Hi, this is my first post and hoping that someone can advise me on my proxxon scroll saw?
I purchased the DS 230 (baby/craft model) after returning a scheppach one to Amazon as it seemed a bit too bulky and brutal for me! 
The issue I’m having with the proxxon is getting the blades to slot into the holder at the top. There’s a small slit but it just doesn’t seem to open wide enough to easily slot the blade into? I’ve spoken to the shop and explained that we think it may be faulty (it was a display model) and we’ve got to take it in to maybe exchange it, I’m wondering if it’s worth upgrading to the DSH 2 speed model? Ive attached a photo but the slit looks smaller in reality. 

thanks


----------



## Emt (4 Aug 2021)

Returned it to the shop and upgraded to the next model up


----------



## The Watchkeeper (7 Aug 2021)

Emt said:


> Hi, this is my first post and hoping that someone can advise me on my proxxon scroll saw?
> I purchased the DS 230 (baby/craft model) after returning a scheppach one to Amazon as it seemed a bit too bulky and brutal for me!
> The issue I’m having with the proxxon is getting the blades to slot into the holder at the top. There’s a small slit but it just doesn’t seem to open wide enough to easily slot the blade into? I’ve spoken to the shop and explained that we think it may be faulty (it was a display model) and we’ve got to take it in to maybe exchange it, I’m wondering if it’s worth upgrading to the DSH 2 speed model? Ive attached a photo but the slit looks smaller in reality.
> 
> thanks


I have the DSH 2 the slit is tight but I needs to be to hold the blades. The real problem though is changing the blades over due to the flaff of messing with the Allen key I have changed the boot the a chesse headed bolt which can be tightened with a socket.


----------



## The Watchkeeper (7 Aug 2021)

The Watchkeeper said:


> I have the DSH 2 the slit is tight but I needs to be to hold the blades. The real problem though is changing the blades over due to the flaff of messing with the Allen key I have changed the boot the a chesse headed bolt which can be tightened with a socket.

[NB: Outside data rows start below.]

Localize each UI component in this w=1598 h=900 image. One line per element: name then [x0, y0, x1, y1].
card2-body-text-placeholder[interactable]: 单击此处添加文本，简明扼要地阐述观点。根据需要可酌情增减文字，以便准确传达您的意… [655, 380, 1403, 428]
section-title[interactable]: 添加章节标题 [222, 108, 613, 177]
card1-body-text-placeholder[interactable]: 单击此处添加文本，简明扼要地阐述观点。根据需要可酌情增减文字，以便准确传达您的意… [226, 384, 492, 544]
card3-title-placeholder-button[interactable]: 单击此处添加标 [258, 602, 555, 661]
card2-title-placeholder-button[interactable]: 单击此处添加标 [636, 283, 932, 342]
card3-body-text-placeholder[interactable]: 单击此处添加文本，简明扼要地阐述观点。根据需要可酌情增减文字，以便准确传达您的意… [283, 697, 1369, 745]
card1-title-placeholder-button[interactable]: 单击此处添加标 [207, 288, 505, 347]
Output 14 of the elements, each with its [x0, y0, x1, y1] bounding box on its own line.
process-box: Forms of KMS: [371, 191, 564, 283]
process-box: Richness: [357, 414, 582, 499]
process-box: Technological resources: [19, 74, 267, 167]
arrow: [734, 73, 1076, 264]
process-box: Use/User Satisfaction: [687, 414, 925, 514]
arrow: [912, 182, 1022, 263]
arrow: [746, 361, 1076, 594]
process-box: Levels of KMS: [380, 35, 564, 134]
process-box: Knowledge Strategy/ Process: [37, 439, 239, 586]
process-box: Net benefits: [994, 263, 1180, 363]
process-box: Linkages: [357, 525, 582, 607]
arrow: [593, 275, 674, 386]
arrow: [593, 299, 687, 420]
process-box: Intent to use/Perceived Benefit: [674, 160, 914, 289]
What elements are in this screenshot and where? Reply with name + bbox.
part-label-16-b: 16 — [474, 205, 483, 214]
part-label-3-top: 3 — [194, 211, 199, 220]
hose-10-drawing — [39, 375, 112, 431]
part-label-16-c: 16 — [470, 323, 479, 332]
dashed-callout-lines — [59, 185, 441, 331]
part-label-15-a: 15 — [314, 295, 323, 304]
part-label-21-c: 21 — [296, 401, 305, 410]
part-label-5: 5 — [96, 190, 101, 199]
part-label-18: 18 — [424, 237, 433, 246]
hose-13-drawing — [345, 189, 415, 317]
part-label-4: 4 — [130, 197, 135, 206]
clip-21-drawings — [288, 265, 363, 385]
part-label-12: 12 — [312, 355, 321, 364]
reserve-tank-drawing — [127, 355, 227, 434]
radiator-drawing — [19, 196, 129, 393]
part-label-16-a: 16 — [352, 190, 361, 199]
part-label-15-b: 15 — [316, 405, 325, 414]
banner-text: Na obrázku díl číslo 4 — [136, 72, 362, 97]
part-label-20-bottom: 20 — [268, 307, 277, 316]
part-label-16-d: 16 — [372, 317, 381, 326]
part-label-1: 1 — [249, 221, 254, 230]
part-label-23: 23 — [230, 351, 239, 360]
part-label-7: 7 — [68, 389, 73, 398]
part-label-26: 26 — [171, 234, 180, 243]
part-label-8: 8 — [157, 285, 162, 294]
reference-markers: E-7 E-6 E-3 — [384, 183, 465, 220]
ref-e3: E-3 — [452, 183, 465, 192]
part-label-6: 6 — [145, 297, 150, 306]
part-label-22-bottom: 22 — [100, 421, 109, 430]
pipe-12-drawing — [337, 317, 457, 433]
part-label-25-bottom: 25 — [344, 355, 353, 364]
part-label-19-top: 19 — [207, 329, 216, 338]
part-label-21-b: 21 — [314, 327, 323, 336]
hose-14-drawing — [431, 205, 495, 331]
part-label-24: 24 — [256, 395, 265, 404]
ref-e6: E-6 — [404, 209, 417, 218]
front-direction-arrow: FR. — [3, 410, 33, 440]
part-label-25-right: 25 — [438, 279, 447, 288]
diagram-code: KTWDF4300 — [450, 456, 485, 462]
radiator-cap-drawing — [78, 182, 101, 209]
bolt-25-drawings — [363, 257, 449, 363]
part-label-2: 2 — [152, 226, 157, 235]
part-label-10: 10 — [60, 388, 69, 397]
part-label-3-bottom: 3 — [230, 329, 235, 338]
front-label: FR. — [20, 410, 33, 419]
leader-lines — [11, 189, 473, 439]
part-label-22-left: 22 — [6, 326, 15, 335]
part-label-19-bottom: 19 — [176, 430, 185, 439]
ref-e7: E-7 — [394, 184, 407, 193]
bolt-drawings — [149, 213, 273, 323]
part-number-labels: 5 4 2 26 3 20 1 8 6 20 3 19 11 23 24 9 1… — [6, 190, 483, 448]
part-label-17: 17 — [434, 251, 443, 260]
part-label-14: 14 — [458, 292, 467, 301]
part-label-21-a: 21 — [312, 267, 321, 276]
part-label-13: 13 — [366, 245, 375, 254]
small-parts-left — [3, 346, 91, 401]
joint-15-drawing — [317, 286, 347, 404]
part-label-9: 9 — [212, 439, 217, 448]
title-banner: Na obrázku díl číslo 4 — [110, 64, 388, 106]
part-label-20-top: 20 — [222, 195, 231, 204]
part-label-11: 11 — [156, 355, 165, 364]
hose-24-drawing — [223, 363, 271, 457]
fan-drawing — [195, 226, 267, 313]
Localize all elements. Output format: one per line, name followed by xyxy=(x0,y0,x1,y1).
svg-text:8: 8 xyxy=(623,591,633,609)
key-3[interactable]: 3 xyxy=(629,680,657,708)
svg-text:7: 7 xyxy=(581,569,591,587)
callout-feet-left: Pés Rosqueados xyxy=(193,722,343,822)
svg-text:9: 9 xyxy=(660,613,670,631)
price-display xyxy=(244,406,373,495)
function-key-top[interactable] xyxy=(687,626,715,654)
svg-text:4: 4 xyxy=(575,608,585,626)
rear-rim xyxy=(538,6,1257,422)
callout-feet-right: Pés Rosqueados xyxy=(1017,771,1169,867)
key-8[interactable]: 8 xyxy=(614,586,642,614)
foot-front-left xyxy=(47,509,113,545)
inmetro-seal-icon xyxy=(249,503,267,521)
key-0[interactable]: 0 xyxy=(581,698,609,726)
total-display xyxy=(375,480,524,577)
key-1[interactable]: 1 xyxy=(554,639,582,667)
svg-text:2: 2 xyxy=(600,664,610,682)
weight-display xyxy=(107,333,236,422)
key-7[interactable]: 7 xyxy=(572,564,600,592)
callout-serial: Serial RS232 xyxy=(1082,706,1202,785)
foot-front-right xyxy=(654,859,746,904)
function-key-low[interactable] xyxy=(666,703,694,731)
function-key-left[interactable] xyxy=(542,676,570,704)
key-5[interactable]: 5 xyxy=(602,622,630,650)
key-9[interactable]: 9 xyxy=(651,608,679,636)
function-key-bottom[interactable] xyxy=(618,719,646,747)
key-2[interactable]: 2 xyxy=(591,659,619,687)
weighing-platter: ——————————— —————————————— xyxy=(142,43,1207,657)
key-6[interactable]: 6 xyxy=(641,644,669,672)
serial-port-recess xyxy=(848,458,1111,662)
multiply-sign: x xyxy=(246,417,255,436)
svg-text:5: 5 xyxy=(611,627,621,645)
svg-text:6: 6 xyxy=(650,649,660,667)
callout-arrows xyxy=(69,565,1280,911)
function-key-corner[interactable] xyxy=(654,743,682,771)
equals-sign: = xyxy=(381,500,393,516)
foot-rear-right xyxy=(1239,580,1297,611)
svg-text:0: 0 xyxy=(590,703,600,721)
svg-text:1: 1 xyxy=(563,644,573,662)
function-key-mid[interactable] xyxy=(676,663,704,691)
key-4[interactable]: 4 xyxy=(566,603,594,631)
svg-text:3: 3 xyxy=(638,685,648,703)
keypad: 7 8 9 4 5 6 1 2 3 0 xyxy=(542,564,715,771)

Predictive text should read bolt!


----------



## Emt (7 Aug 2021)

The Watchkeeper said:


> I have the DSH 2 the slit is tight but I needs to be to hold the blades. The real problem though is changing the blades over due to the flaff of messing with the Allen key I have changed the boot the a chesse headed bolt which can be tightened with a socket.


I’ve just ordered some thumb screw/ knobs for mine, hopefully they’ll be easier


----------



## The Watchkeeper (7 Aug 2021)

Emt said:


> I’ve just ordered some thumb screw/ knobs for mine, hopefully they’ll be easier


Please let me know how you get on with these, thanks.


----------



## Emt (8 Aug 2021)

The Watchkeeper said:


> Please let me know how you get on with these, thanks.


Received them yesterday but couldnt Get them to screw tight enough to hold the blade in place. I’ve ordered some slightly longer ones to see if they’re any better?


----------



## The Watchkeeper (10 Aug 2021)

Thanks for the info. I really can't understand why Proxxon have not addressed the problem, either by using stronger bolts that the heads don't get rounded or indeed using thumb bolts! Anyway good luck with the next ones.


----------



## Emt (11 Aug 2021)

No good either unfortunately! ( not sure if you e been following my other post)?


----------



## The Watchkeeper (20 Aug 2021)

It seems that the only way around using the Allen key is to replace the bolt with one that can be tightened by a socket, which is my preference. I also am selective in choosing patterns that have the minimum of internal cuts thereby reducing the amount of times I need to loosen the blade. My next scroll saw will have the facility for a quick release blade and obviously not a Proxxon!


----------